The pursuit of entertainment, the experiences of pleasure and fun, is a major “driver” of climate change, yet it is relatively unexplored. Despite the salience of pleasure and fun in daily life, in almost every aspect of consumption, the subject is widely ignored in the many sciences focused on the relationship between the environment, the economy and consumer culture. We seem much more comfortable discussing “happiness,” than the everyday emotions and motives involved with consuming goods and services. Happiness is usually depicted as a relatively passive long-term state, while people are anything but passive in their pursuits of pleasure, and many are willing to sacrifice their ultimate happiness in life by pursuing the short term pleasures of goods and experiences. I suggest that if we are truly concerned with transforming consumer culture in the direction of greater sustainability, in lowering the huge carbon footprints of the global middle classes and wealthy elites, we need to take the pursuit of pleasure more seriously.
The pursuit of pleasure is a central part of the consumer economy, but it has barely registered as a topic in work on sustainability, where it remains something of a ‘black box’ that exerts pressure to increase consumption. Yet, we lack any way to measure the environmental impact of pleasure-seeking and consequently the fraction of emissions it drives. We have estimates of how much carbon pollution comes from agriculture, construction and transportation, but not from producing and enjoying activities like individual sports, social gatherings, the arts or gourmet dining, to mention but a few. We can measure the greenhouse gases released by pouring concrete for a building, but not from the many pleasurable activities that might be enabled by that building.
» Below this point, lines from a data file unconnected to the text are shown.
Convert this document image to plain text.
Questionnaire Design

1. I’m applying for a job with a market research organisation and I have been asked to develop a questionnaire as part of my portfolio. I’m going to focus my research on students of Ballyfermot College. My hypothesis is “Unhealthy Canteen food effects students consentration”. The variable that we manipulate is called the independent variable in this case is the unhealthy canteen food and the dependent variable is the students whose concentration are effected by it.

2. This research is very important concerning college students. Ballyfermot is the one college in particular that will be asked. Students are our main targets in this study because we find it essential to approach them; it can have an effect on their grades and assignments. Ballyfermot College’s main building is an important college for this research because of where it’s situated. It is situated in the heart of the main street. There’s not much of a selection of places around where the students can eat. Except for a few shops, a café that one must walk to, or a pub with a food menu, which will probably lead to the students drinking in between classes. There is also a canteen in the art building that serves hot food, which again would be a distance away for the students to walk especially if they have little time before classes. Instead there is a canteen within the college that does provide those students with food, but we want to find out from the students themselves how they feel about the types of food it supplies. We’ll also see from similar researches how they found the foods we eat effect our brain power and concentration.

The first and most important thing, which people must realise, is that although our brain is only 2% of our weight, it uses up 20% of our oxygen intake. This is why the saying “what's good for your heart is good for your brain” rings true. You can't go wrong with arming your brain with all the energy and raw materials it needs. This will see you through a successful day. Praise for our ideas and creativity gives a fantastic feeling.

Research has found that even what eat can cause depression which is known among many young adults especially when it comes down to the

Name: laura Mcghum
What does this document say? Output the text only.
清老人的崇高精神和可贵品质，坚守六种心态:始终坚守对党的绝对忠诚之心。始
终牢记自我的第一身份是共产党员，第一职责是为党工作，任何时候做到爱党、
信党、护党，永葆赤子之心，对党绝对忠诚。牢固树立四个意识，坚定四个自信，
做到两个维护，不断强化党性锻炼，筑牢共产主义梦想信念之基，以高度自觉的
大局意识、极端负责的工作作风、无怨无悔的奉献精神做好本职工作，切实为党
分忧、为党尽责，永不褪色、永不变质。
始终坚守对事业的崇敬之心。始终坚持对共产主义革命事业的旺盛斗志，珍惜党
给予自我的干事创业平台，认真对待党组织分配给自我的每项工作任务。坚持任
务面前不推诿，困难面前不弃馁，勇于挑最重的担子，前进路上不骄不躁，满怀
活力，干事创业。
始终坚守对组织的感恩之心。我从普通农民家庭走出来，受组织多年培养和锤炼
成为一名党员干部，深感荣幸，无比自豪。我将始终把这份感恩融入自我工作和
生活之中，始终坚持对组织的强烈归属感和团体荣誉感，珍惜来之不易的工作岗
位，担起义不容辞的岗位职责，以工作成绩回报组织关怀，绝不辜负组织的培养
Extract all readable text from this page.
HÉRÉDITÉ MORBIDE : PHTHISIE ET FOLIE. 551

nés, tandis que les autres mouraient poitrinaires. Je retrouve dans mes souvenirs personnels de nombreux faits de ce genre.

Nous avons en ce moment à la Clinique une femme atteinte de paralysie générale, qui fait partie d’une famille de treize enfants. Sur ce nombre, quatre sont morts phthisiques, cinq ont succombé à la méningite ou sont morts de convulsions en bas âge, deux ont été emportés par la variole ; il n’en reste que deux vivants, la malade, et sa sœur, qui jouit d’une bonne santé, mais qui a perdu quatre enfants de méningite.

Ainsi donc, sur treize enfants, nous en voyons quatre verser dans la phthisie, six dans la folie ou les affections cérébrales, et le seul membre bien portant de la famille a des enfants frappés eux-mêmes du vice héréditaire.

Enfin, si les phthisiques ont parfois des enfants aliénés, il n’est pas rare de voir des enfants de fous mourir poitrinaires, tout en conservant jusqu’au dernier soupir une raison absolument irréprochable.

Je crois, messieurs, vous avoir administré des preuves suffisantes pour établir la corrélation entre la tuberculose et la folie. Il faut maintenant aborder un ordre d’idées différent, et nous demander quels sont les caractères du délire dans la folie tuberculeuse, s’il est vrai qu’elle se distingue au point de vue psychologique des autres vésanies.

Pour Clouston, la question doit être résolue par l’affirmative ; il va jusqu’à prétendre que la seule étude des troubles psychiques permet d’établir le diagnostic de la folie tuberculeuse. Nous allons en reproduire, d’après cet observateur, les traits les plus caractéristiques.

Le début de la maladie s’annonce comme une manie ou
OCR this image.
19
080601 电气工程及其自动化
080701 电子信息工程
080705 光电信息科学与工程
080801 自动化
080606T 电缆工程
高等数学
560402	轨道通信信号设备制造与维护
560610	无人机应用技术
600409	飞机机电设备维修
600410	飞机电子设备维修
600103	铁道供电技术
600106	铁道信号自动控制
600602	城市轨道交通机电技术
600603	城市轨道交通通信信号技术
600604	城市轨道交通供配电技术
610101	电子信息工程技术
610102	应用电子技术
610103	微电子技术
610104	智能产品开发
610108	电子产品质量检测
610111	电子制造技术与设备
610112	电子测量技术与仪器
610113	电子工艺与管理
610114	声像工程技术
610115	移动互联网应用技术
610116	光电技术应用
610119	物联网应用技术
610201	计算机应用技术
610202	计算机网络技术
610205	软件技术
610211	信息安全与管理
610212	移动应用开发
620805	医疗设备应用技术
Why is there such a gap in our knowledge of such a fundamental force in our consuming lives? I have been asking this question for years, surveying literature in fields as diverse as sports management and neurobiology without finding a useful theoretical frame. But without thinking about the pursuit of pleasure, it is hard to imagine why houses are getting bigger and more elaborate, giant stadiums proliferate on the landscape, and the cruise ship industry ferries millions of people in endless circles. Understanding consumption and consumer culture takes us far beyond the seeming concreteness of “needs” and into the realm of “wants,” a fraught and dangerous territory full of value judgements and moral strictures, taboos and transgressions. Nevertheless, if we recognize the role of expansive consumption in driving our many environmental crises, we need to go there, and think further about concepts that seem subjective and experiential. In several papers and presentations I have asked more specifically, why the experience of fun has been mostly missing from our scholarship on the drivers of climate change, why it is so under-studied and under-theorized.
Rather than treating pleasure as an end in itself, most of the literature on leisure and entertainment is concerned with their social and cultural functions. Fun is often said to build social relationships, signal wealth or social status, or release the tensions created by work. Yet many sources of fun are destructive and even deadly for participants, and in excess the pursuit of fun can be a source of social disorder. Others deal with fun by locating it in geography (fun places), or in time (holidays, breaks), or it is subsumed in a larger and more abstract category like “leisure.” But fun is actually pervasive, and can be a component of almost any activity – we are remarkably proficient in finding fun in even the most dire situations. Fun can also be a dangerous topic. The problem of climate change is overwhelmingly serious, and in discussing solutions we want to set off alarms about consumerism, not celebrate its many pleasures. Nor do we want to open ourselves to accusations of frivolity, taking a problem lightly.
The assessment of pleasure, entertainment and fun is not just a problem of sustainability. The issue of which forms of pleasure are socially and individually positive, and which are destructive and dangerous is fundamental to all moral systems. This valence has been a preoccupation of religion, philosophy, ethics and law for thousands of years. As an anthropologist, I find it hard to imagine any society that did not regulate pleasure and pain, since basic categories of social structure are defined by the boundary between the sanctioned and forbidden.
I would argue that those boundaries, their flexibility and changeability should be a central focus of sustainability social science. Many people see the discourse of sustainability as a threat to their freedom to consume, the sovereignty of wealth in the marketplace. This is not just a misconception – it is a real obstacle that needs to be taken seriously. To do that we need to accept and study the manifold pleasures of consumer society.